Blocklord is Ethereum's 1st Decentralized Planet Earth where every corner of
the planet has been tokenised on the Ethereum Blockchain, and can be
customised and traded.

ABOUT BLOCKLORD Blocklord subdivides and tokenises every corner of planet
Earth. You can own, customise and trade blocks of land on the blockchain.

Each token, or block, can be personalised with image, text, a link to your
personal or commercial website an so on.

You could own Times Square, the Tour Eiffel, your office or the place where
you met your significant other, and customise each block to your liking,
leaving your mark forever on the blockchain.

Blocks can be re-sold or rented out to tenants who might want to temporarily
advertise on your blocks, generating real world income.

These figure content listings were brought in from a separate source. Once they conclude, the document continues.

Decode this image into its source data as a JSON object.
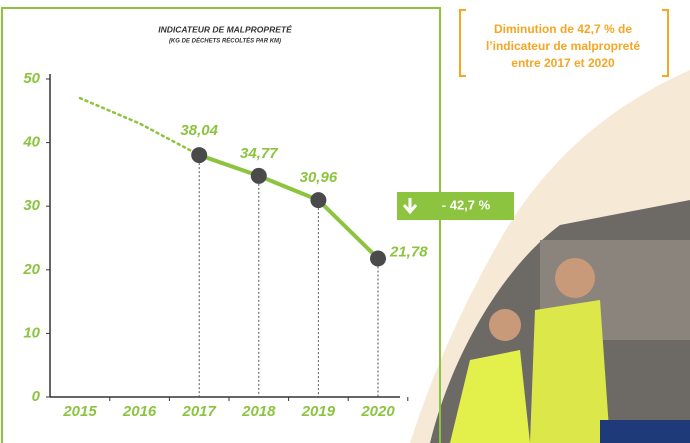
{
  "chart_data": {
    "type": "line",
    "title": "INDICATEUR DE MALPROPRETÉ",
    "subtitle": "(KG DE DÉCHETS RÉCOLTÉS PAR KM)",
    "categories": [
      "2015",
      "2016",
      "2017",
      "2018",
      "2019",
      "2020"
    ],
    "series": [
      {
        "color": "#8cc43f",
        "style": "dotted",
        "values": [
          47,
          43,
          38.04,
          null,
          null,
          null
        ]
      },
      {
        "color": "#8cc43f",
        "style": "solid",
        "markers": true,
        "values": [
          null,
          null,
          38.04,
          34.77,
          30.96,
          21.78
        ],
        "value_labels": [
          null,
          null,
          "38,04",
          "34,77",
          "30,96",
          "21,78"
        ]
      }
    ],
    "ylim": [
      0,
      50
    ],
    "yticks": [
      0,
      10,
      20,
      30,
      40,
      50
    ],
    "annotation": "- 42,7 %",
    "callout": [
      "Diminution de 42,7 % de",
      "l’indicateur de malpropreté",
      "entre 2017 et 2020"
    ]
  }
}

You can earn value in 4 different ways. 1) You can decide to resell a block
for a price of your choice (e.g. you buy for 0.1 ETH and can sell it for
0.12ETH for 20% profit) 2) Other players can decide to buy you out without
your consent, they would need to pay at least double what you paid for, this
is to retain liquidity in case somebody bought, say the White House, and then
decided not to play the game anymore. 3) You can rent your block, for a daily
fee another player can decide to put their data on the block. Imagine a coffee
chain would want to advertise a campaign on the blocks where their premises
are.

What do you guys think? How would you use it? Any feedback would be great!

------
davodesign84
Full disclosure, I'm the creator :P